Но Ольвия наотрез отказалась повторяться. После этого количество предложений сразу уменьшилось, и в конце концов остался лишь один человек, который согласился работать с ней на любых условиях. Он шел на риск, потому что хотел продавать любые картины, написанные рукой Ольвии. Он надеялся, что одного ее имени будет достаточно для того, чтобы ее работы не остались без внимания, А поэтому Ольвия вернулась в Оксфорд полная новых планов и проектов с авансом и немалым гонораром от проданных картин.

Она сильно волновалась, потому что не знала, как к ее возвращению в мир живописи отнесется Питер. Но, к ее удивлению, муж полностью поддержал ее творческие планы. И тогда Ольвия решилась попросить его о том, чтобы он согласился осуществить ее давнюю мечту: уехать на острова и поработать среди диких скал, вдали от всякой цивилизации.

Питер попытался возражать, делая упор на то, что они не в том возрасте, чтобы неделями добираться неизвестно на чем до диких мест в заброшенных Богом и людьми уголках планеты.

Хотя, на самом деле, больше всего его пугали походные условия, перспектива жизни в хижинах, неустроенность быта. Но, в принципе, идея Ольвии Питеру понравилась. Он и сам считал, что ему лучше было бы уехать куда-нибудь далеко и попытаться забыть Джастину.

Разрыв с любимой он надеялся в разлуке пережить менее болезненно. Они сошлись на компромиссе. Решено было отправиться на совсем близкие острова близ западного побережья Шотландии.

Разложив перед Питером карту, Ольвия предложила поехать на остров Айону, который располагается к северо-западу от Глазго. Питер удивился, почему его жена с такой определенностью среди множества других выбрала именно эту точку на карте.

И тогда она целый вечер увлеченно рассказывала ему о том, как еще в 563 году сюда на обыкновенной плетеной рыбачьей лодке приплыл из Ирландии святой Колумб. Он тут же провозгласил этот остров святым местом, идеальным для его миссионерской деятельности. Именно отсюда, с этого маленького острова пришло христианство в Британию. Ведь до этого пикты, скотты, бритты были язычниками. И именно отсюда христианство отправилось дальше в северную Европу – в Данию, Норвегию, Исландию, Швецию.

А через шесть веков монахи-бенедиктинцы построили на Айоне прекрасные монастыри – мужской и женский, сложенные из обтесанного серого камня, из которого состоит весь остров. Их совсем недавно восстановили, и теперь эти монастыри возвышаются среди скал, сами похожие на скалы, созданные руками человека.

Этот остров обладает гигантской энергетикой. Несмотря на то, что до него добраться, каждое лето сюда отправляются десятки тысяч туристов, чтобы посетить аббатство и монастыри. Геологи утверждают, что горная порода, из которого состоит сам остров – уникальна. Вероятно, она существует уже полтора миллиарда лет. Это один из старейших островов в мире, а значит камни, из которых выложены эти святыни, так же одни из самых старых в мире.

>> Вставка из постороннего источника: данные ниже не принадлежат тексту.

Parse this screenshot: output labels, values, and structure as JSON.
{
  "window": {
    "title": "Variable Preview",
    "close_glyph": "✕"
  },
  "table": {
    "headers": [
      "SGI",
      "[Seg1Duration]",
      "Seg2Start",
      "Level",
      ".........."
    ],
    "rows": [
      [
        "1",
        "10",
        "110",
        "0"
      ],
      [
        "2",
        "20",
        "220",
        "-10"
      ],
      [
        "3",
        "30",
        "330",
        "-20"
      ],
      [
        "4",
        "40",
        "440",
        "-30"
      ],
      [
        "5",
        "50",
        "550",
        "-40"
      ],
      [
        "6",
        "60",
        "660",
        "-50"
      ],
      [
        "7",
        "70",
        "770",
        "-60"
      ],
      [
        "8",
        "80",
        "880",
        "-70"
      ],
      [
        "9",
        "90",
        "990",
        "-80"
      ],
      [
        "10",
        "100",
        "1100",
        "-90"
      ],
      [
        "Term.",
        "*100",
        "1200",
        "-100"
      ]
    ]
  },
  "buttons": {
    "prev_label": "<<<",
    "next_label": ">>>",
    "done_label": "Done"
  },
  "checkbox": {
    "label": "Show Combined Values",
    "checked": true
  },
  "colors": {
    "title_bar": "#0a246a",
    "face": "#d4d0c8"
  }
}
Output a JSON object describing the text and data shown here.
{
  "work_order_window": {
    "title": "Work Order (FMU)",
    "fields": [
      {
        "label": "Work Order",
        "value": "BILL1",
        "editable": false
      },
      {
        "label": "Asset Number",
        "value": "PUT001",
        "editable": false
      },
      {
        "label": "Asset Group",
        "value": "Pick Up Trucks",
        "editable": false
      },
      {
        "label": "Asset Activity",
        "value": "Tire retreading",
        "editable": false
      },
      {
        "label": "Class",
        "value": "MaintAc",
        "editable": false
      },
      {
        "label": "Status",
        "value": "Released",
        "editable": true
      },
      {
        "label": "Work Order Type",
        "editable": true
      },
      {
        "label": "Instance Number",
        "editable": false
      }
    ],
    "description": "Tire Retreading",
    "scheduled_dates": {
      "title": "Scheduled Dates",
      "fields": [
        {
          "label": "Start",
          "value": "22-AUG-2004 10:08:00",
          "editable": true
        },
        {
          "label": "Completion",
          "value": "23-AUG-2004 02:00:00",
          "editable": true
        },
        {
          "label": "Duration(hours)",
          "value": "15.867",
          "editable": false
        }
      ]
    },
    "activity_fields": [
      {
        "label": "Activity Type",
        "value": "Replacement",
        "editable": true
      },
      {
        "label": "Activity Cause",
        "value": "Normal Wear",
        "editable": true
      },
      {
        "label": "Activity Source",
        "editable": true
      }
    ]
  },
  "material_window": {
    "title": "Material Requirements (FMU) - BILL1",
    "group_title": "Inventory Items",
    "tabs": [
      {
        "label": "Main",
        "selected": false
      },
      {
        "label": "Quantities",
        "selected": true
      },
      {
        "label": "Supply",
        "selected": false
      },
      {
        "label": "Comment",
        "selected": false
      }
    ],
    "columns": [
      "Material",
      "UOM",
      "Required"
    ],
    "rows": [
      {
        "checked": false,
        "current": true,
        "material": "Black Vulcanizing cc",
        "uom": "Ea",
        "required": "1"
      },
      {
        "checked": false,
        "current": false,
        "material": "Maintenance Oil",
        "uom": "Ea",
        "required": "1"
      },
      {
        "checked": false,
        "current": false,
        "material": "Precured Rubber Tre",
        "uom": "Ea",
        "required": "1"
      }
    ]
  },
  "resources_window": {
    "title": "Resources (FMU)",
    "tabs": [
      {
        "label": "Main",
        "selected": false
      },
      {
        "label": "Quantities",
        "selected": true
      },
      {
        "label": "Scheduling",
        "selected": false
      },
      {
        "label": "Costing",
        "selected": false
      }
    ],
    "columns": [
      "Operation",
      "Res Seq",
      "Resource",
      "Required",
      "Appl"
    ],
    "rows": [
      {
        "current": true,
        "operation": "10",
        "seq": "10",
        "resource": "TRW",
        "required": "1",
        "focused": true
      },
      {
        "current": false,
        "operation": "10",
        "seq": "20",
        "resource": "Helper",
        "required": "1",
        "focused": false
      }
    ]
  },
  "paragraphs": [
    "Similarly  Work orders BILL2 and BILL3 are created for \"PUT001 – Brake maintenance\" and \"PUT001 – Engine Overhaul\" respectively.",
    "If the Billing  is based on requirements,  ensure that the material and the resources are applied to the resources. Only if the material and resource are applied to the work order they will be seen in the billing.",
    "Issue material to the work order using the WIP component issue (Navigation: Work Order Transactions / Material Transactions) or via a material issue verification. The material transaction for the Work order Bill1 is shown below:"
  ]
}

Возможно поэтому они так притягивают к себе людей. Кто только не писал об этом острове: Бозуэл и Джонсон, Ворсворт и Китс, Мендельсон и сэр Скотт, Роберт Льюис Стивенсон и многие другие.

Тут побывала королева Виктория. Ну, а про художников и говорить нечего. Этим островом были очарованы целые поколения мастеров кисти и все они находили здесь нечто большее, чем просто впечатляющие горные и морские пейзажи. А два знаменитых шотландца Пэплоу и Кадэл практически жили там. Во всяком случае, они возвращались на этот остров вновь и вновь.

На эти слова Ольвии Питер попытался возразить:

– Но тогда зачем тебе ехать туда? Что нового ты сможешь открыть на этих поросших мхом камнях?

Ольвия удивленно посмотрела на мужа:

– Ты говоришь как дилетант, как человек, который никогда в жизни не имел никакого отношения к искусству!

– Ну хорошо, я прекрасно понимаю, что каждый человек не отображает действительность, а преломляет ее в своем сознании, а поэтому сколько людей столько и образов. Но я хотел сказать не об этом. Ты всю жизнь экспериментировала сочетаниями формы и цвета. Объясни мне, что привлекает тебя на этом заброшенном острове, где нет никаких форм! Ведь эта бесформенная глыба камня, и в окружающей природе там будет присутствовать три, максимум четыре цвета: зеленый, серый, синий и может быть немного коричневого.

– Ты ничего не понял – вздохнула Ольвия. – Мне надоел формализм, я больше не вернусь к старому! Поэтому-то я и бросила в свое время живопись.

– Ты хочешь писать пейзажи? – удивился Питер.

– Да, я хочу писать пейзажи. Я хочу ощутить энергетику океана и энергетику земной коры. Это две стихии, из которых состоит наша планета, и без глубокого философского осмысления их роли в создании нас – людей, мы никогда не можем понять смысла жизни.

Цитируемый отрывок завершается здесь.